PGA Tour 97 did a lot right. While it was disappointing that this entry reduced the number of courses on the disc to two, the two that made it in were great choices. Spyglass Hill and TPC Sawgrass are both challenging courses and well-rendered in the game. The visuals hold up very well for a twenty-year-old game with smooth textures and great camera work. There were some cheats used like using video for the players and picture-in-picture views to cover-up the lack of camera control. However, the swing animations look very smooth, and the picture-in-picture views combined with quick cuts make for some well-done camera work. Even though the sound effects are a bit exaggerated, they still work as well.

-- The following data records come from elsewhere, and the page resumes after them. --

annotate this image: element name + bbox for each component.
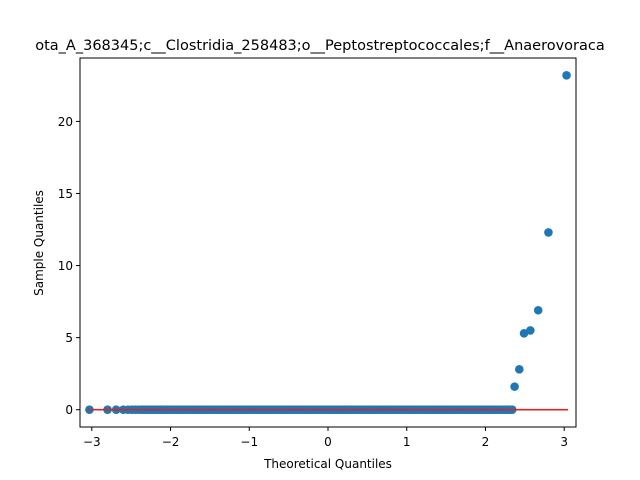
x-tick-label: 2 (482, 435, 490, 449)
axes-frame (79, 57, 577, 428)
data-point-outlier (526, 326, 535, 335)
y-axis: 0 5 10 15 20 (58, 115, 80, 417)
x-tick-label: 1 (403, 435, 411, 449)
data-point-outlier (515, 365, 524, 374)
y-tick-label: 20 (58, 115, 73, 129)
data-point-outlier (510, 382, 519, 391)
chart-title: ota_A_368345;c__Clostridia_258483;o__Pep… (35, 38, 605, 54)
data-point-outlier (562, 70, 571, 80)
data-point-outlier (544, 228, 553, 237)
y-tick-label: 0 (65, 403, 73, 417)
x-tick-label: 3 (560, 435, 568, 449)
x-tick-label: −3 (83, 435, 101, 449)
x-axis: −3 −2 −1 0 1 2 3 (83, 427, 568, 449)
y-tick-label: 15 (58, 187, 73, 201)
data-point-outlier (533, 305, 543, 315)
x-tick-label: −1 (240, 435, 258, 449)
y-tick-label: 10 (58, 259, 73, 273)
y-axis-label: Sample Quantiles (32, 190, 46, 296)
data-points (85, 70, 571, 415)
x-axis-label: Theoretical Quantiles (263, 457, 392, 471)
x-tick-label: 0 (324, 435, 332, 449)
x-tick-label: −2 (162, 435, 180, 449)
y-tick-label: 5 (65, 331, 73, 345)
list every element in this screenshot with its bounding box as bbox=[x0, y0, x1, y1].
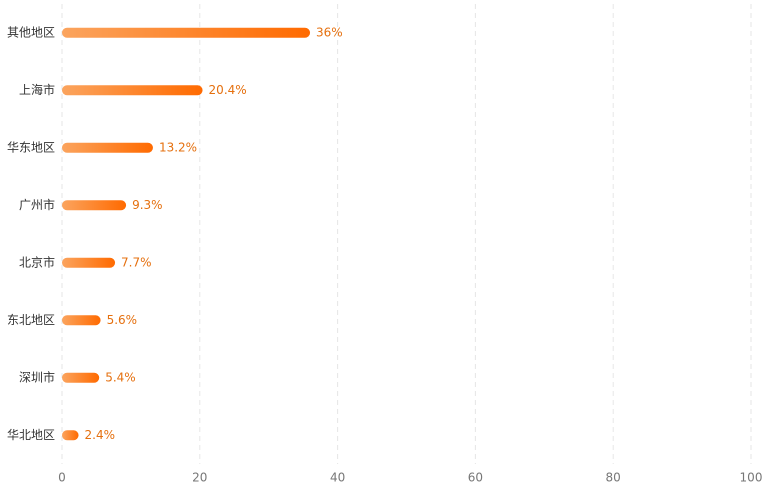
value-label: 13.2% bbox=[159, 140, 197, 154]
bar bbox=[62, 200, 127, 211]
value-label: 9.3% bbox=[132, 198, 163, 212]
y-tick-label: 东北地区 bbox=[7, 313, 55, 327]
y-tick-label: 深圳市 bbox=[19, 369, 55, 384]
y-tick-label: 华北地区 bbox=[7, 428, 55, 442]
bar bbox=[62, 430, 79, 441]
value-label: 5.4% bbox=[105, 370, 135, 384]
value-label: 5.6% bbox=[107, 313, 138, 327]
y-tick-label: 上海市 bbox=[19, 82, 55, 97]
value-label: 2.4% bbox=[85, 428, 116, 442]
value-label: 20.4% bbox=[209, 83, 247, 97]
y-tick-label: 华东地区 bbox=[7, 140, 55, 154]
value-label: 36% bbox=[316, 25, 343, 39]
bar bbox=[62, 85, 203, 96]
value-label: 7.7% bbox=[121, 255, 152, 269]
bar bbox=[62, 142, 153, 153]
x-tick-label: 40 bbox=[330, 471, 345, 485]
bar bbox=[62, 27, 311, 38]
y-tick-label: 其他地区 bbox=[7, 25, 55, 39]
bar bbox=[62, 315, 101, 326]
y-tick-label: 广州市 bbox=[19, 197, 55, 212]
x-tick-label: 100 bbox=[740, 471, 763, 485]
x-tick-label: 80 bbox=[606, 471, 621, 485]
bar bbox=[62, 372, 100, 383]
x-tick-label: 0 bbox=[58, 471, 66, 485]
x-tick-label: 20 bbox=[192, 471, 207, 485]
y-tick-label: 北京市 bbox=[19, 254, 55, 269]
x-tick-label: 60 bbox=[468, 471, 483, 485]
bar bbox=[62, 257, 116, 268]
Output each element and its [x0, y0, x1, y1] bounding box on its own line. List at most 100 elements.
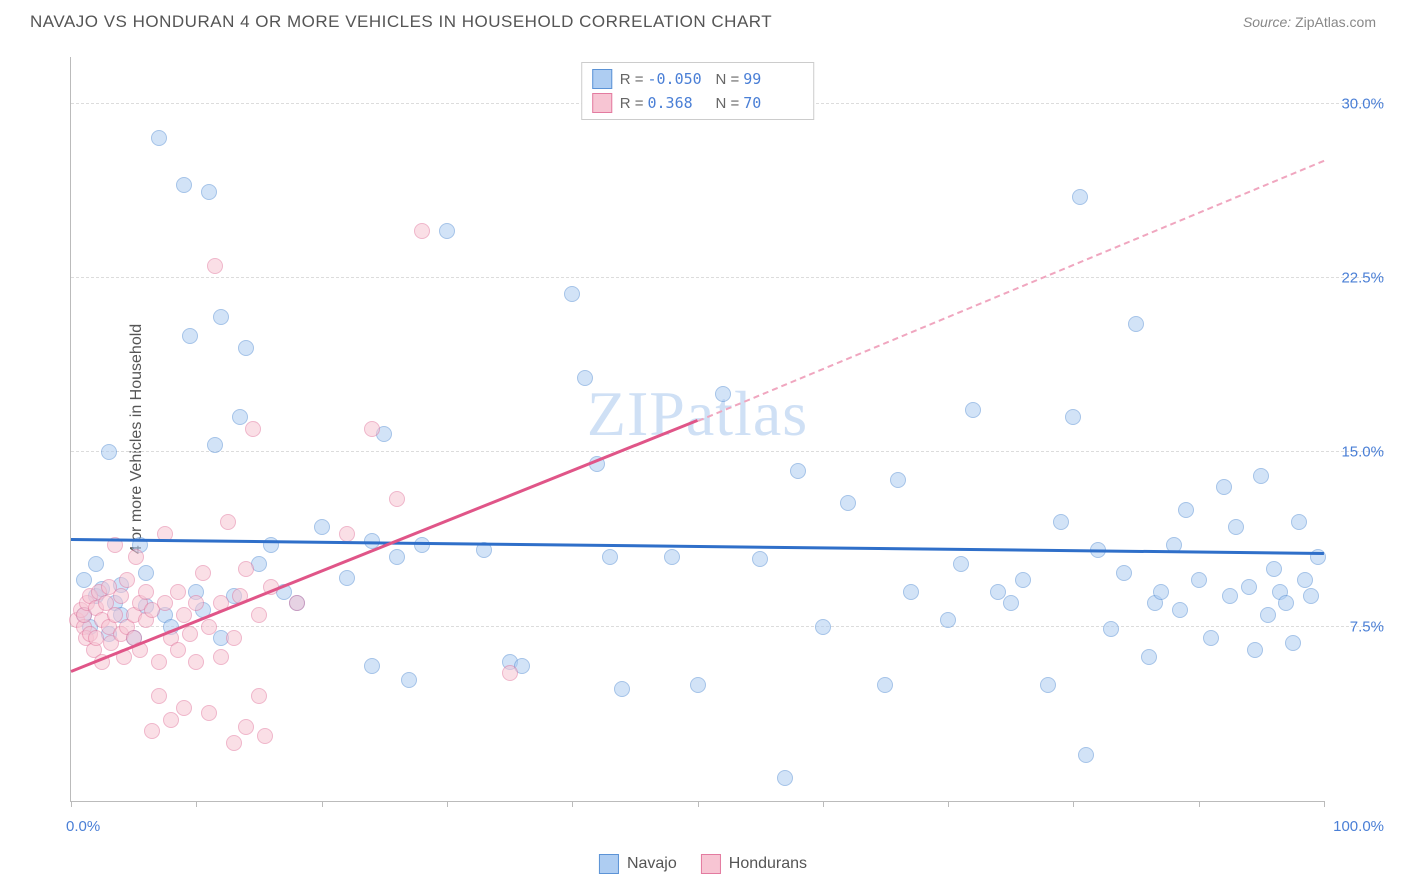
data-point	[940, 612, 956, 628]
data-point	[1003, 595, 1019, 611]
data-point	[151, 688, 167, 704]
data-point	[182, 626, 198, 642]
trend-line-extrapolated	[697, 160, 1324, 422]
data-point	[1278, 595, 1294, 611]
data-point	[238, 719, 254, 735]
chart-area: 4 or more Vehicles in Household ZIPatlas…	[30, 45, 1394, 832]
data-point	[201, 619, 217, 635]
data-point	[195, 565, 211, 581]
data-point	[1297, 572, 1313, 588]
data-point	[1222, 588, 1238, 604]
data-point	[1053, 514, 1069, 530]
data-point	[840, 495, 856, 511]
x-tick	[572, 801, 573, 807]
data-point	[314, 519, 330, 535]
data-point	[439, 223, 455, 239]
data-point	[890, 472, 906, 488]
trend-line	[71, 538, 1324, 555]
data-point	[151, 130, 167, 146]
data-point	[1172, 602, 1188, 618]
data-point	[207, 258, 223, 274]
x-tick	[71, 801, 72, 807]
stats-r: R =0.368	[620, 94, 708, 112]
chart-title: NAVAJO VS HONDURAN 4 OR MORE VEHICLES IN…	[30, 12, 772, 32]
data-point	[1285, 635, 1301, 651]
x-tick	[1199, 801, 1200, 807]
data-point	[144, 723, 160, 739]
y-tick-label: 15.0%	[1341, 444, 1384, 461]
legend-swatch-icon	[599, 854, 619, 874]
data-point	[1260, 607, 1276, 623]
data-point	[1103, 621, 1119, 637]
data-point	[364, 658, 380, 674]
data-point	[815, 619, 831, 635]
data-point	[201, 184, 217, 200]
x-tick	[948, 801, 949, 807]
x-tick	[322, 801, 323, 807]
x-tick	[1324, 801, 1325, 807]
data-point	[903, 584, 919, 600]
data-point	[201, 705, 217, 721]
data-point	[389, 491, 405, 507]
chart-header: NAVAJO VS HONDURAN 4 OR MORE VEHICLES IN…	[0, 0, 1406, 40]
data-point	[1015, 572, 1031, 588]
x-axis-max-label: 100.0%	[1333, 818, 1384, 835]
data-point	[226, 735, 242, 751]
series-legend: Navajo Hondurans	[599, 854, 807, 874]
data-point	[1178, 502, 1194, 518]
y-tick-label: 22.5%	[1341, 269, 1384, 286]
data-point	[1228, 519, 1244, 535]
data-point	[715, 386, 731, 402]
data-point	[128, 549, 144, 565]
data-point	[602, 549, 618, 565]
data-point	[138, 584, 154, 600]
data-point	[257, 728, 273, 744]
data-point	[389, 549, 405, 565]
stats-row: R =-0.050N =99	[592, 67, 804, 91]
data-point	[777, 770, 793, 786]
data-point	[157, 595, 173, 611]
x-tick	[447, 801, 448, 807]
source-prefix: Source:	[1243, 14, 1291, 30]
data-point	[176, 607, 192, 623]
data-point	[953, 556, 969, 572]
source-name: ZipAtlas.com	[1295, 14, 1376, 30]
data-point	[1072, 189, 1088, 205]
data-point	[213, 649, 229, 665]
data-point	[1291, 514, 1307, 530]
data-point	[170, 584, 186, 600]
stats-r: R =-0.050	[620, 70, 708, 88]
legend-label: Navajo	[627, 855, 677, 873]
data-point	[1128, 316, 1144, 332]
gridline	[71, 451, 1384, 452]
data-point	[101, 444, 117, 460]
x-tick	[698, 801, 699, 807]
data-point	[213, 309, 229, 325]
gridline	[71, 626, 1384, 627]
data-point	[690, 677, 706, 693]
data-point	[88, 630, 104, 646]
data-point	[151, 654, 167, 670]
data-point	[207, 437, 223, 453]
data-point	[88, 556, 104, 572]
legend-swatch-icon	[701, 854, 721, 874]
data-point	[752, 551, 768, 567]
gridline	[71, 277, 1384, 278]
data-point	[1216, 479, 1232, 495]
data-point	[1141, 649, 1157, 665]
data-point	[1040, 677, 1056, 693]
data-point	[664, 549, 680, 565]
data-point	[1065, 409, 1081, 425]
source-citation: Source: ZipAtlas.com	[1243, 14, 1376, 30]
data-point	[339, 526, 355, 542]
data-point	[163, 712, 179, 728]
data-point	[220, 514, 236, 530]
stats-row: R =0.368N =70	[592, 91, 804, 115]
data-point	[251, 688, 267, 704]
data-point	[965, 402, 981, 418]
data-point	[502, 665, 518, 681]
x-axis-min-label: 0.0%	[66, 818, 100, 835]
stats-swatch-icon	[592, 93, 612, 113]
data-point	[251, 607, 267, 623]
data-point	[176, 177, 192, 193]
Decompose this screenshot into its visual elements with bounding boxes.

PGA Tour 97 (Saturn)Click For the Full Picture Archive

Even the gameplay held up well after all this time. The three-click swing mechanics are a bit looser than before, but that's a plus point. Having that margin of error makes the game easier to get into for new players. There are plenty of PGA pros to choose from. The custom characters that can be created are rather limited for looks, but being able to choose clubs is an asset to any golf game. The number of modes are also decent. Aside from the expected tournament, stroke, match, and practice modes, this entry added in the skins mode, a popular take on match play where money is bet on who wins each hole.

All the good stuff I mentioned is nearly ruined by two detrimental flaws. The first is that the putting game screwed up big time. The fact that no caddie recommendation is given before a putt makes the game entirely reliant on the player reading the grid on the green. That wouldn't be so bad if the player could actually move the camera at that point. The fact that the camera is locked at an awkward angle to keep the hole in view makes reading the green much harder than it should've been. However, the biggest problem that crippled the game is the pacing. The game is painfully slow due to load times after every shot. While nowhere near as bad as Links on the Sega CD (the picture-in-picture views helped a lot on that), the constant pauses make just playing nine holes feel like a marathon.

I wanted to give PGA Tour 97 a recommendation. The game worked so well on many points. Unfortunately, due to the painfully slow pace, it would take a very patient player to appreciate what the game did right. As the last golf game EA put on a Sega console, the series doesn't go out with a bang or a whimper but rather a shrug.